State Theatre New Jersey

Scene Notes

100 Years of Peter Pan

Finding Neverland will be coming to State Theatre New Jersey for three performances—March 22 at 8pm and March 23 at 2pm and 8pm

“The story of Peter Pan has always held a special fascination for children of all ages, and with good reason—it offers a swashbuckling adventure combined with some of man’s most secret desires, to fly and explore another world somewhere beyond the stars, and never to grow old.” —Didier C. Deutsch, American theater historian
The character of Peter Pan was first mentioned in a 1902 book by Sir James M. Barrie (he was knighted in 1913) entitled The Little White Bird. In 1904, the character of Peter was perfected and became the lead character in the full length play, Peter Pan, or The Boy Who Wouldn’t Grow Up. In 1906, the section of The Little White Bird that originated Peter Pan was published separately as a book called Peter Pan in Kensington Garden. Then in 1911, Barrie turned his popular play Peter Pan into a novel called Peter and Wendy.
Barrie never had his own children (one of the reasons his marriage to actress, Mary Ansell ended in divorce), but spent a great deal of time playing with the children of his good friends, Sylvia, and Arthur Llewelyn Davies. He loved to create skits for the children’s entertainment. It was while writing and acting out skits with the Davies children that Barrie developed the characters and plot he would use in the writing of the full-length play version of Peter Pan. 
Barrie even acted out the part of the over-the-top comic villain Captain Hook to the delight of the boys. As he explained in his dedication to the play, “I made Peter Pan by rubbing you (the Davies boys) violently together, as savages with two sticks produce a flame.” (Of the five boys, Peter was the one most closely linked with his fictional namesake, an identification he hated all his life. Though he was a highly successful publisher, Peter spent most of his life depressed and committed suicide in 1960.) 
Barrie also drew his inspiration from the boys’ parents. He modeled Mr. Darling after the young lawyer, Arthur Llewelyn Davies. Mrs. Darling was based on the refined, nurturing mother Sylvia Davies.
After Sylvia and Arthur’s early deaths, Barrie adopted their five boys. Wendy, who was modeled after a young girl name Margaret Henley, had died at a very early age. The name Wendy originated from Margaret calling Barrie her "Friendy" which, when you add a lisp, comes out "Fwendy"—thus, we have Wendy.
The play also has strong roots in the reality of Barrie’s life.
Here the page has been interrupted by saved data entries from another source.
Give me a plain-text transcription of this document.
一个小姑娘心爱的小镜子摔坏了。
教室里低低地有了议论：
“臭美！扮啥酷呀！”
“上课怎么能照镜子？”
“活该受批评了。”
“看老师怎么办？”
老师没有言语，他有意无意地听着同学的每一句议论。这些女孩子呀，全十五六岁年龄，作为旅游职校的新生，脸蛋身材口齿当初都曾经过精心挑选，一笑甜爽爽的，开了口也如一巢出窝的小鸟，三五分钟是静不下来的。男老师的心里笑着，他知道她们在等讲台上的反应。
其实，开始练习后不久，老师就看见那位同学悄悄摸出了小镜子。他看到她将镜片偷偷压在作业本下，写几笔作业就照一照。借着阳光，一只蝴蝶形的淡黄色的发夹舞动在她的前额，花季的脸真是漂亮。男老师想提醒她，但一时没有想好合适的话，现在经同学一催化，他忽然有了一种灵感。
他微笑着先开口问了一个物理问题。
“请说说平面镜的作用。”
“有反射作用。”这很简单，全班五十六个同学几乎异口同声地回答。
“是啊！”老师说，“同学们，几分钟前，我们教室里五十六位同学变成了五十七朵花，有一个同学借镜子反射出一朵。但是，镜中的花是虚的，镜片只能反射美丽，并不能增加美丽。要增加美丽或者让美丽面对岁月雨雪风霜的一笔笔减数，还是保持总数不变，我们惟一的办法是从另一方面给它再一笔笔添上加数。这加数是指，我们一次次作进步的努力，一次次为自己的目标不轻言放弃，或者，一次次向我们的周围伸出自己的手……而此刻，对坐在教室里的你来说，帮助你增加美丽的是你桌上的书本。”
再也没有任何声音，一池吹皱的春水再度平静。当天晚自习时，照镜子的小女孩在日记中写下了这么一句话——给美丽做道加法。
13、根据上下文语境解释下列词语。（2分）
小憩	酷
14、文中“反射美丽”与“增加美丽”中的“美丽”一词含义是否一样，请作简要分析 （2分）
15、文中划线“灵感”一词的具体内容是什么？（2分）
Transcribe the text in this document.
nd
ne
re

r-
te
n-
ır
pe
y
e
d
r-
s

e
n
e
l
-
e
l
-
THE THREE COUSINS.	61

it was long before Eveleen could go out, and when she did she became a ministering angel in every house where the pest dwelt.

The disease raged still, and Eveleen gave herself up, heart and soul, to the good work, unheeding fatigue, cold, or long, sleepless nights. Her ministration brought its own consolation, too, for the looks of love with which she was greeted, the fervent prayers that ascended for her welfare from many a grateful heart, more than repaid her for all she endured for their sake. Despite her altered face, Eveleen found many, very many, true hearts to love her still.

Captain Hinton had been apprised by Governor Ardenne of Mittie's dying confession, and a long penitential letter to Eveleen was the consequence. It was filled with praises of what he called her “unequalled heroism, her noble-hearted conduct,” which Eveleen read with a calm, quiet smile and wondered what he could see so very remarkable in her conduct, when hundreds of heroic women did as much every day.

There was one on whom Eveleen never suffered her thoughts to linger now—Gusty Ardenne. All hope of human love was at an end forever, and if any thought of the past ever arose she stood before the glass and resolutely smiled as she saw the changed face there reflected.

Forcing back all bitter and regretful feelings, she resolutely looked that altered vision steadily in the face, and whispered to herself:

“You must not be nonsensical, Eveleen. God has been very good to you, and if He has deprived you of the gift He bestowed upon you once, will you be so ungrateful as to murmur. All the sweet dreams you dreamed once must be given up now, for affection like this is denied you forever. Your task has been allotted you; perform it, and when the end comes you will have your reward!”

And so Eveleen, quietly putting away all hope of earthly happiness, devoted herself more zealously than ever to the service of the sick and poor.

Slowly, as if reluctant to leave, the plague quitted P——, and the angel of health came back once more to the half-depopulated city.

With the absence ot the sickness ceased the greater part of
Like Peter Pan, Barrie was a boy who refused to grow up. He took such elements of life as his awkwardness with, yet dependence upon women, his love of children, and his own longing for childhood, shaping these elements into one of the most-loved stories of all time.
Barrie came up with the last name Pan based on Greek mythology. Pan was the Greek god that symbolized natural forces. Pan was the ancient god of forest, flocks, and shepherds. Peter’s enchanted Pan-side granted him the power to remain a child forever.
Despite the quality and originality of the piece, Barrie still had a hard time getting it produced. Unlike today, plays in 1904, usually did not have special effects like flying and major scene changes.
Finally, English producer Charles Frohman agreed to produce the play. He cast one of England’s most popular actresses, 37-year-old Nina Boucicault as Peter. Boucicault‘s brother, Dion, directed the first production, giving the cast only a few pages of script at a time. He was a perfectionist as a director, often having cast and crew rehearse up to 15-18 hours at a time.
Even with its major technical requirements and unique plot and characters, Peter Pan was a great success. It was a big hit throughout England and then in the United States in 1905, with famed actress, Maude Adams, performing the lead to great critical acclaim. 
Peter Pan has been shown on television, was made into a famous 1953 full-length animated Walt Disney film, and been made into three other movies: Peter Pan in 1924, the Steven Spielberg version, Hook in 1992, and most recently, Peter Pan in 2003.
Why is Peter Pan still so popular all over the world? It might be because it speaks to the smallest child with its spectacle and fantasy, especially the thrill of flying. Older children can also relate to the characters that are their own ages and the great adventures that Peter and his friends have with Captain Hook and the pirates. Adults enjoy Peter Pan because it rekindles the magic of the first time they saw it when they were children, and, let’s not forget, the glorious songs and the universal theme of ones desire to never grow up.
In 1929, Barrie presented all rights to Peter Pan to the Great Ormond Street Hospital for Sick Children in London, which continues to receive income from all of the various productions mounted all over the world.